If you are in a position where you're a data controller outside of the EEA, and you are dealing with processors that aren't able to be part of the privacy shield, maybe you are a data controller in India and you are using data processors in China, for example, then you're looking at the derogations. Obviously, the safest one is that the data subject has explicitly consented to the proposed transfer after having been informed of the possible risks of such transfers, etc. So, none of it is ideal and I entirely share your frustrations. I know a few of you were voicing your frustrations in the group the other day and I completely agree.

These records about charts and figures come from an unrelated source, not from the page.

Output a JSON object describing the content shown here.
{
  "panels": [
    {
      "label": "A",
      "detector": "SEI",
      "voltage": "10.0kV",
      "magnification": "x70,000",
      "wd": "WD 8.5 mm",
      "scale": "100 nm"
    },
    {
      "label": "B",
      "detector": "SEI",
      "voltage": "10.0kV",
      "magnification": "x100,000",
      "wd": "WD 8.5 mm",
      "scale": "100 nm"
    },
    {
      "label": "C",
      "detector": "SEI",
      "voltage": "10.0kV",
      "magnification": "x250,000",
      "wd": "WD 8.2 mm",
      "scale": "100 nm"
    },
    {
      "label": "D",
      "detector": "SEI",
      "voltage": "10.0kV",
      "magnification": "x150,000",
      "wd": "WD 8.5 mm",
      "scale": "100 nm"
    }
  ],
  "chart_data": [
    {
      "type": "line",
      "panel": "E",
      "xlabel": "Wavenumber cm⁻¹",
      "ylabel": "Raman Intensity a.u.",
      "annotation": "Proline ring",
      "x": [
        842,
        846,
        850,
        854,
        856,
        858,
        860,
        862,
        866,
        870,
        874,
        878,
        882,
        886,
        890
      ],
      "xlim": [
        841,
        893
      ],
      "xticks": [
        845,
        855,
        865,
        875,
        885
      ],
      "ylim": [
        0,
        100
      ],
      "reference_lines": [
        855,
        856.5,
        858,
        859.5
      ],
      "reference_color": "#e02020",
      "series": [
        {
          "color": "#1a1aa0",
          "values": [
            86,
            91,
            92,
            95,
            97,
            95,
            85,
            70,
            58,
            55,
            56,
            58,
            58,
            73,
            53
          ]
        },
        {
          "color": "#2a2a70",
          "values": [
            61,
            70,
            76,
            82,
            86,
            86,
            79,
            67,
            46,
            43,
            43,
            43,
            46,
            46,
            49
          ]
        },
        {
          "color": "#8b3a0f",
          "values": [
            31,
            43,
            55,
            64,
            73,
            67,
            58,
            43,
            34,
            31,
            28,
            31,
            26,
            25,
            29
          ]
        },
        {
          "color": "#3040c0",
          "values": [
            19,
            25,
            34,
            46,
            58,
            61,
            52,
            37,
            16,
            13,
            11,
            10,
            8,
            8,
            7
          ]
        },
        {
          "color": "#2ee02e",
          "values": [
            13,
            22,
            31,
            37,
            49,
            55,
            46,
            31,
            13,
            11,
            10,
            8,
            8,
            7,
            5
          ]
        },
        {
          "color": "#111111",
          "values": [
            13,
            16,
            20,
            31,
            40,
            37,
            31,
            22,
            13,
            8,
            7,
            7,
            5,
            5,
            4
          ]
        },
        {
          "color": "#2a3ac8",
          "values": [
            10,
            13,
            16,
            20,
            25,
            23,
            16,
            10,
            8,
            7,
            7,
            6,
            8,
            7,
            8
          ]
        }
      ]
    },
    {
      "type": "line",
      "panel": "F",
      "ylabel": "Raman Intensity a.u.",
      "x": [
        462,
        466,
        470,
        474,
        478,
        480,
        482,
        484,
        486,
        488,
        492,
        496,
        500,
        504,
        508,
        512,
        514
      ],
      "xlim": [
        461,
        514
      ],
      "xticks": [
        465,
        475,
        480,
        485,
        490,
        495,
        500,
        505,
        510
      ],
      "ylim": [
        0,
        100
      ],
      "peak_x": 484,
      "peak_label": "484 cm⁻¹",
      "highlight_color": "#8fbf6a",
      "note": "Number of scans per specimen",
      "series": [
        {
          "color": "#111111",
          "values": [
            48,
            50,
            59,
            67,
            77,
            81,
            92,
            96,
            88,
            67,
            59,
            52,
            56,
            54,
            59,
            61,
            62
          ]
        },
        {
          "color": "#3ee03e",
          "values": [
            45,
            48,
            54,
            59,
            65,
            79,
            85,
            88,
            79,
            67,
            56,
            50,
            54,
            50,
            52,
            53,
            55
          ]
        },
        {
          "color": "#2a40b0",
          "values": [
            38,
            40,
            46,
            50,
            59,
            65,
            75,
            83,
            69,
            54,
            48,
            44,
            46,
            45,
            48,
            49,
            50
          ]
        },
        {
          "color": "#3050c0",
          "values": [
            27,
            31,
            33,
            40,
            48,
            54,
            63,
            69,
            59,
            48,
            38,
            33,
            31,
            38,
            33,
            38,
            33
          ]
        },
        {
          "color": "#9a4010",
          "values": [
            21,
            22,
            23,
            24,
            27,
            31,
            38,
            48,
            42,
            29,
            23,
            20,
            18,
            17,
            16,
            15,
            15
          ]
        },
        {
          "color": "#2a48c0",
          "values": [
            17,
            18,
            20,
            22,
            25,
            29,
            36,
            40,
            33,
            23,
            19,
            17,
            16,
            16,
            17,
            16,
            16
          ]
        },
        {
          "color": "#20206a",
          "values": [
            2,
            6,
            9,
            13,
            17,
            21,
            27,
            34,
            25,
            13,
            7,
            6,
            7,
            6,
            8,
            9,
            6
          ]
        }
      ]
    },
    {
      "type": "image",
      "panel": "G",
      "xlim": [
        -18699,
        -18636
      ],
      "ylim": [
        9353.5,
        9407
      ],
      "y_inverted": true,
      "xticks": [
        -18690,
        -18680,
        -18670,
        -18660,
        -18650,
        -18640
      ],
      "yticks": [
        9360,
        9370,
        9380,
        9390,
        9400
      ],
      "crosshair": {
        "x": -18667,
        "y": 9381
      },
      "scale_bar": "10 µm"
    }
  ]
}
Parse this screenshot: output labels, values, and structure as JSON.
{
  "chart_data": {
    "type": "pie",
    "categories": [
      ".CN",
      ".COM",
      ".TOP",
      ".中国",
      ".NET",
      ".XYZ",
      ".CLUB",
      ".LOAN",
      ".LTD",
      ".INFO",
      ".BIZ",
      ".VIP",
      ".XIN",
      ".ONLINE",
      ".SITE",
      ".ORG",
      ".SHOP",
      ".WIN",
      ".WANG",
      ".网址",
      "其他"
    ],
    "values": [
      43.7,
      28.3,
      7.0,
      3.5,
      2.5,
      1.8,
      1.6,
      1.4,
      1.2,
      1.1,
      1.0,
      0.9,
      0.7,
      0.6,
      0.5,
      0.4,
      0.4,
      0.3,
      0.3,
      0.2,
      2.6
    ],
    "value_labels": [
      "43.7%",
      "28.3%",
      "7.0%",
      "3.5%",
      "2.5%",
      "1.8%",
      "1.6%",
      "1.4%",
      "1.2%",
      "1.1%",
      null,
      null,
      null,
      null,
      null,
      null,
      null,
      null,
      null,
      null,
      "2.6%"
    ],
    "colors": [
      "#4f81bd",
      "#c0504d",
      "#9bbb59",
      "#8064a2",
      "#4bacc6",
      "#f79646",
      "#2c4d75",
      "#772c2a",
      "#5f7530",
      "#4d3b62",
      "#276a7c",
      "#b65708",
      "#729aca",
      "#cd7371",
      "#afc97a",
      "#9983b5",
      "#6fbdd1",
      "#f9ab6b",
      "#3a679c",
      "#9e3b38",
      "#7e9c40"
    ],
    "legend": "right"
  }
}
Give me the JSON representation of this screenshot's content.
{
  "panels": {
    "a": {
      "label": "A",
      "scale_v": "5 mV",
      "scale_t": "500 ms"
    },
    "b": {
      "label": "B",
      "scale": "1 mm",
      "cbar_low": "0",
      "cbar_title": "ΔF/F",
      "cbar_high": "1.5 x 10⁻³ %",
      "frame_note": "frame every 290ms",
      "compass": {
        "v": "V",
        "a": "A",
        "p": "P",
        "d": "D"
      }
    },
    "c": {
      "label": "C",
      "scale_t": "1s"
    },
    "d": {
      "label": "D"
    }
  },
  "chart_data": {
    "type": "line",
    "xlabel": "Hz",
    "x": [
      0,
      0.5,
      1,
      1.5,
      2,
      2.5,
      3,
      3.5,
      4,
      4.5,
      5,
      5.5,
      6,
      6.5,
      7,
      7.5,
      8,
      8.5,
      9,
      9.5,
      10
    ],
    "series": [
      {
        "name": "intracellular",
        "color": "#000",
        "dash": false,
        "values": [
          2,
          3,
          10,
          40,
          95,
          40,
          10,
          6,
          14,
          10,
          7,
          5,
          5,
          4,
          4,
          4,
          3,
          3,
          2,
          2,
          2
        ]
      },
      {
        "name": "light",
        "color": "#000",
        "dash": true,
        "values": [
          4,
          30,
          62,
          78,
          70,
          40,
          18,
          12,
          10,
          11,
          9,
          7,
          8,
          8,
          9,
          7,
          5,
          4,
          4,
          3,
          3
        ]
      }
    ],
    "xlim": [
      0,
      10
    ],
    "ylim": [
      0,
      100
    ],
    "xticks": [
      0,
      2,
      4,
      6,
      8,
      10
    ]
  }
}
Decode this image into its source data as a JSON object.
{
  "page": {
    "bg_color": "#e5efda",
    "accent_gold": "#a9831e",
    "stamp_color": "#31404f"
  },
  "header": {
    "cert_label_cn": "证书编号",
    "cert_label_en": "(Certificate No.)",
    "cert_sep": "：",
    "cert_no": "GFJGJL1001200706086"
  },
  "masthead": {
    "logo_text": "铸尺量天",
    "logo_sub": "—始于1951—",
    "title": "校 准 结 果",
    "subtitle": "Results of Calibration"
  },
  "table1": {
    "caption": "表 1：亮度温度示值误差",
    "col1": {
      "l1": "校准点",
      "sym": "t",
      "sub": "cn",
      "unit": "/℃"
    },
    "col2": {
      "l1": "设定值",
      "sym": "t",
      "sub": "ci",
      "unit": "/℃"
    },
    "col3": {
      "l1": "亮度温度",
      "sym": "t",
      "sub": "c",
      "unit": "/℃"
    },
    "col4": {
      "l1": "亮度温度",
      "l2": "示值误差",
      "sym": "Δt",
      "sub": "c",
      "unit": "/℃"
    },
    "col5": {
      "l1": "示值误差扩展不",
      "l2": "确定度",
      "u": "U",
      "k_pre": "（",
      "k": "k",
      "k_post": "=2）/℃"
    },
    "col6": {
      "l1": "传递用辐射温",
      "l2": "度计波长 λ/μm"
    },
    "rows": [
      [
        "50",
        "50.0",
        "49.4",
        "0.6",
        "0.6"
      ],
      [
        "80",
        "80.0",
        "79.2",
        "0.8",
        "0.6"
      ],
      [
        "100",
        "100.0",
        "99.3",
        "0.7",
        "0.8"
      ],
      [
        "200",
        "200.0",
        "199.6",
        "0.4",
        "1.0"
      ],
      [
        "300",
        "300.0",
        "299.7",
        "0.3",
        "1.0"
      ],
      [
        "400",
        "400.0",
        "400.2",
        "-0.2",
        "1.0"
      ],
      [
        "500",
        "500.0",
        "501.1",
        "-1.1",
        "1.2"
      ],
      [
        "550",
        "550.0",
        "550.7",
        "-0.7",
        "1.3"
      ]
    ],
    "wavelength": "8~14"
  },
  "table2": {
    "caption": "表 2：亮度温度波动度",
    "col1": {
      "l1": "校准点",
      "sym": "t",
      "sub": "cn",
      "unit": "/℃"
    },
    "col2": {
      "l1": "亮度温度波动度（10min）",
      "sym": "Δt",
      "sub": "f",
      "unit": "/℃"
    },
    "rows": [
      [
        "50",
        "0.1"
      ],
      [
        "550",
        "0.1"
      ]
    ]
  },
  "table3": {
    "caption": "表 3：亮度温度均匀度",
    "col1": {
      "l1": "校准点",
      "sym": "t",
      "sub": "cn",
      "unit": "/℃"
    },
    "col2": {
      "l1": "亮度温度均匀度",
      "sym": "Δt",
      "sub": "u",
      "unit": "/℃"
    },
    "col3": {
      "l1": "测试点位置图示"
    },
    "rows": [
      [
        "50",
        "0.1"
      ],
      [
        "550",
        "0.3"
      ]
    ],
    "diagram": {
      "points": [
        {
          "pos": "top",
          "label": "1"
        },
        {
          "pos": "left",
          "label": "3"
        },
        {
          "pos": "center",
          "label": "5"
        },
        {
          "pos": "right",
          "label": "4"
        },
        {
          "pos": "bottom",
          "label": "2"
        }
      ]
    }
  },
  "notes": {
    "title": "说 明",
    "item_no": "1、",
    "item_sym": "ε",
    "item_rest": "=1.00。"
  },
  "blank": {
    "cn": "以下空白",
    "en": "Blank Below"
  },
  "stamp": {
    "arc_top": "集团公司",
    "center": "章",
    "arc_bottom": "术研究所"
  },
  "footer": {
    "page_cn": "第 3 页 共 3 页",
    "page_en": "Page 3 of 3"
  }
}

What we have to remember is that there is not, as I've said so many times, there isn't this vast, worldwide data protection police force that is going to be there on the 25th of May making sure that all of this is absolutely buttoned out. I think if you are working towards compliance and you're taking sensible safeguards with regard to ... Particularly with the security of the data, and you've vetted your suppliers, and they have the appropriate technical and organizational measures in place to protect that data, then you shouldn't necessarily lose sleep at night. I completely agree. As did the lady at the ICO who I just talked to, it's a far from ideal situation. To a great extent, of course, we are playing catch up. One of the options is that I didn't actually mean is standard ... So in terms of the safeguards. You've got the safeguards and then you've got the derogations. One of the safeguards is ... I'm sorry, examples of safeguards, binding corporate rules, standard contractual clauses, the approved code of conduct that doesn't exist yet, approved certification mechanisms that don't exist yet. I mentioned all that before.
The one thing I didn't mention is standard data protection clauses adopted by a supervisory authority and approved by the commission. She also actually mentioned, she didn't mention the bit approved by the commission, but she said she had some notes somewhere that said that you could have your own contract as approved by the ICO. But then she was saying but we haven't got any guidance as to how that process would work, she said certainly if anyone ... They haven't had one person apply for that and they just wouldn't know what to do if somebody did. So, you know, it's all very unsatisfactory really. But there you go.
This is an advanced video, okay. For those of you who have watched this far and you haven't been following the conversation about processes and international data transfers, I'm sure this will have gone way above your head. But I just wanted to feedback my discussion with the ICO, and also make that point that I did at the start about the fact that an international data transfer is an organization to organization and not data subject to an organization. So yes, I enjoy the conversation, but like I said ... I don't really ever feel like you get to a satisfactory outcome. The only comfort I can give, I'll say, is that even if you're not doing everything exactly in accordance with what the GDPR says, you're probably going to be fine. Don't say I said that though. All right, I'll see you tomorrow.